El presidente de la Comisión Europea, Jean-Claude Juncker, durante la firma de la Declaración de Roma.

Fundación Alternativas

Varios autores* —

El 25 de marzo se han reunido los 27 –ya sin el dimisionario Reino Unido– y han aprobado una Declaración que tiene más de celebración de 60 años juntos que de directrices u hoja de ruta para el futuro.

Dadas las circunstancias: en pleno Brexit; con un nuevo presidente de Estados Unidos aislacionista, nacionalista y hostil a la Unión Europea; enfrentados a amenazas diversas a nuestra seguridad; sin terminar de salir de la crisis económica; y con partidos populistas antieuropeos a nuestro alrededor, la Declaración tiene la indudable dimensión política de reafirmar la unidad y continuidad del proyecto europeo. Más aún si tenemos en cuenta la división implícita o explícita que anida en el interior de la UE, de la que valen solo como botón de muestra la inquietante deriva autoritaria de países tan relevantes como Polonia o Hungría.

Respecto a esto último es de destacar la mención expresa al Estado de Derecho. A estas alturas, es triste tener que reafirmar la columna vertebral de la cultura política y jurídica europea, democrática y desarrollada económicamente. Pero las cosas son así. El populismo rampante –frenado últimamente en Austria y en Holanda pero al acecho en Francia– obliga a reafirmar los valores que ha tenido siempre Europa cuando se ha confrontado con el fascismo y las pulsiones autoritarias.

Es imposible estar en contra de lo que dice, pues, la Declaración de Roma. Pero las “declaraciones” que hemos escuchado de los líderes, y que cada uno se ha ocupado de realzar por encima de la propia Declaración, han ocultado su contenido. No sólo por ello, sino porque éste tiene un alto grado de generalismo. Y que se podría resumir en: vamos a seguir juntos, a pesar de la huida del Reino Unido.

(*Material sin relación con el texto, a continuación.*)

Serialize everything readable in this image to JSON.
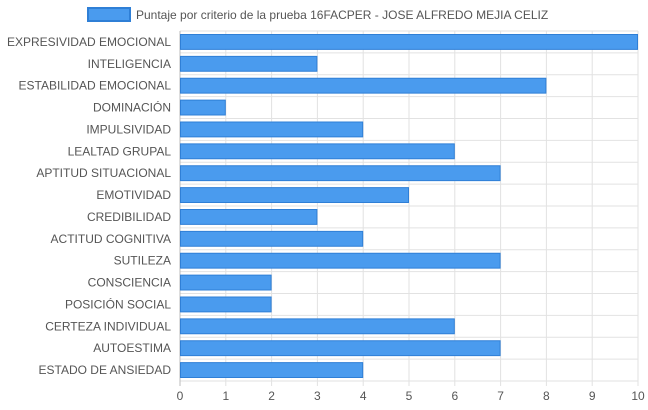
{
  "chart_data": {
    "type": "bar",
    "orientation": "horizontal",
    "legend": {
      "label": "Puntaje por criterio de la prueba 16FACPER - JOSE ALFREDO MEJIA CELIZ",
      "position": "top"
    },
    "categories": [
      "EXPRESIVIDAD EMOCIONAL",
      "INTELIGENCIA",
      "ESTABILIDAD EMOCIONAL",
      "DOMINACIÓN",
      "IMPULSIVIDAD",
      "LEALTAD GRUPAL",
      "APTITUD SITUACIONAL",
      "EMOTIVIDAD",
      "CREDIBILIDAD",
      "ACTITUD COGNITIVA",
      "SUTILEZA",
      "CONSCIENCIA",
      "POSICIÓN SOCIAL",
      "CERTEZA INDIVIDUAL",
      "AUTOESTIMA",
      "ESTADO DE ANSIEDAD"
    ],
    "values": [
      10,
      3,
      8,
      1,
      4,
      6,
      7,
      5,
      3,
      4,
      7,
      2,
      2,
      6,
      7,
      4
    ],
    "xlim": [
      0,
      10
    ],
    "x_ticks": [
      0,
      1,
      2,
      3,
      4,
      5,
      6,
      7,
      8,
      9,
      10
    ],
    "grid": true,
    "colors": {
      "bar_fill": "#4a9bee",
      "bar_stroke": "#2f7fd6",
      "grid": "#e2e2e2",
      "axis": "#bbbbbb",
      "text": "#555555"
    }
  }
}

Los jefes de Estado y de Gobierno, una vez más, no han planteado un verdadero relanzamiento de la Unión. Asuntos clave como la Europa social (con objetivos concretos), o la Unión Económica y Fiscal (aún inexistente), o la Europa de la Defensa, no se han abordado como un verdadero compromiso, con hitos temporales firmes. Mucho menos la gran cuestión: la Europa Política, el federalismo europeo, la reforma institucional y, por tanto, una genuina Europa de los ciudadanos.

Es cierto que hay un paso adelante, que permite salir de la parálisis, cuando se admite que los Estados que lo deseen puedan acelerar (“distintos ritmos”), al tiempo que se mantiene una orientación armonizada (“la misma dirección”). Sin embargo, lo que la Declaración llama Programa de Roma tiene una composición bastante lábil y abstracta (“Europa segura”; “Europa próspera y sostenible”; “Europa social” –sin más precisión-; “Europa más fuerte”). Es un lenguaje muy conocido en los documentos de la Unión.

Como era de imaginar, todo se dilata hasta el Consejo Europeo de diciembre, cuando las importantes elecciones en Francia y Alemania permitan plantear un verdadero programa para una nueva era de la Unión post-Brexit en un mundo globalizado.

Problemas tan lacerantes como la violencia de género, la educación, el paro aún persistente, la vergonzante política de protección de los refugiados o los desafíos reales de la globalización no aparecen con la debida fuerza en la Declaración de Roma. Muestra palpable de que aún no hay respuesta creíble y solidaria por parte de la Unión Europea a tales desafíos. Europa necesita un salto cualitativo político, económico y social; y ese salto no lo ha dado la Declaración de Roma.

*Firman este artículo: Diego López Garrido, Nicolás Sartorius, Vicente Palacio, Enrique Ayala, José Luis Escario, José Candela, María Pallares, Mercedes Guinea, Juan Moscoso del Prado, Carlos Carnero, Francisco Aldecoa y Manuel de la Rocha Vázquez.